A sustained effort to develop and increase regional vaccine-production capacity is needed to reduce reliance on the business plans of a handful of commercial entities. This should include licensing and technology transfer arrangements such as those developed by the WHO and the Medicines Patent Pool, which have successfully made antiretroviral treatments widely and cheaply available to treat AIDS, even in the poorest countries. The WHO has gone further, creating vaccine hubs, such as the mRNA vaccine hubs in South Africa and five other African countries,15 that hold the promise of locally developed and manufactured vaccines for Covid-19 and future pandemics. The chair of the International Monetary Fund maintains that financing vaccine production in Africa is “good for the world,” since the investment needed is tiny as compared with the global economic impact of Covid-19.16 An alternative, giving poor countries loans to purchase Covid-19 vaccines, only perpetuates indebtedness. Finally, as new vaccines are developed, regulatory mechanisms must adapt to changing circumstances; where a high proportion of people have partial immunity from natural infection, vaccination, or both, phase 3 trials that aim to show the superiority of a new Covid-19 vaccine become impossibly large, making noninferiority studies the preferred option in order to increase the diversity of licensed vaccines.

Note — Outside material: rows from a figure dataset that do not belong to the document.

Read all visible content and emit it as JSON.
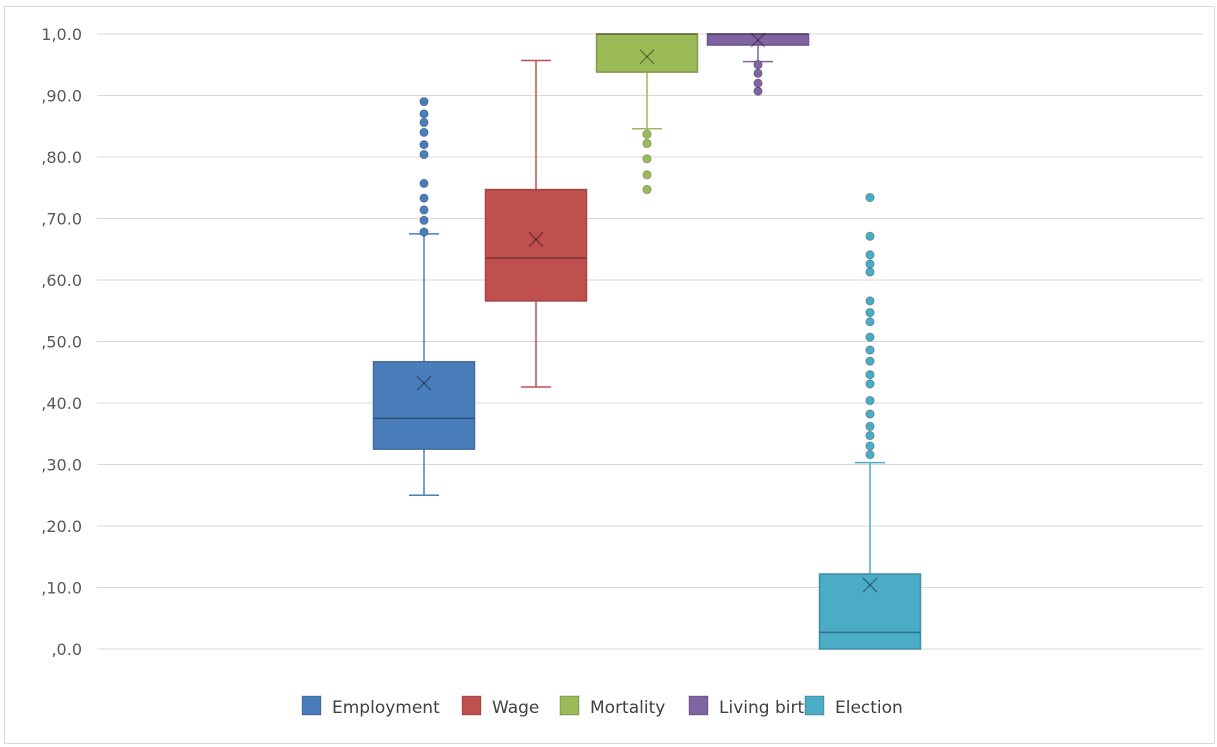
{
  "chart_data": {
    "type": "boxplot",
    "ylim": [
      0,
      1.0
    ],
    "y_ticks": [
      ",0.0",
      ",10.0",
      ",20.0",
      ",30.0",
      ",40.0",
      ",50.0",
      ",60.0",
      ",70.0",
      ",80.0",
      ",90.0",
      "1,0.0"
    ],
    "grid": true,
    "legend_position": "bottom",
    "series": [
      {
        "name": "Employment",
        "color": "#4a7ebb",
        "whisker_low": 0.25,
        "q1": 0.325,
        "median": 0.375,
        "q3": 0.467,
        "whisker_high": 0.675,
        "mean": 0.432,
        "outliers": [
          0.678,
          0.697,
          0.714,
          0.733,
          0.757,
          0.804,
          0.82,
          0.84,
          0.856,
          0.87,
          0.89
        ]
      },
      {
        "name": "Wage",
        "color": "#c0504d",
        "whisker_low": 0.426,
        "q1": 0.566,
        "median": 0.636,
        "q3": 0.747,
        "whisker_high": 0.957,
        "mean": 0.666,
        "outliers": []
      },
      {
        "name": "Mortality",
        "color": "#9bbb59",
        "whisker_low": 0.846,
        "q1": 0.938,
        "median": 1.0,
        "q3": 1.0,
        "whisker_high": 1.0,
        "mean": 0.963,
        "outliers": [
          0.747,
          0.771,
          0.797,
          0.822,
          0.837
        ]
      },
      {
        "name": "Living birth",
        "color": "#8064a2",
        "whisker_low": 0.955,
        "q1": 0.982,
        "median": 1.0,
        "q3": 1.0,
        "whisker_high": 1.0,
        "mean": 0.99,
        "outliers": [
          0.907,
          0.92,
          0.936,
          0.95
        ]
      },
      {
        "name": "Election",
        "color": "#4bacc6",
        "whisker_low": 0.0,
        "q1": 0.0,
        "median": 0.027,
        "q3": 0.122,
        "whisker_high": 0.303,
        "mean": 0.104,
        "outliers": [
          0.316,
          0.33,
          0.347,
          0.362,
          0.382,
          0.404,
          0.431,
          0.446,
          0.468,
          0.486,
          0.507,
          0.532,
          0.547,
          0.566,
          0.613,
          0.626,
          0.641,
          0.671,
          0.734
        ]
      }
    ]
  }
}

Vaccine inequity is symptomatic of the failure of global governance of the pandemic. The haphazard way in which vaccines are currently distributed must be addressed as part of a global vaccine strategy that includes a system of intellectual-property management, manufacturing, and distribution that ensures that vaccines are made available equitably around the world. Vaccines against pandemic diseases, and the ability to manufacture them, must not be a sequestered asset that maximizes the return to pharmaceutical company executives and shareholders or increases the electability of politicians. They must be a global public good.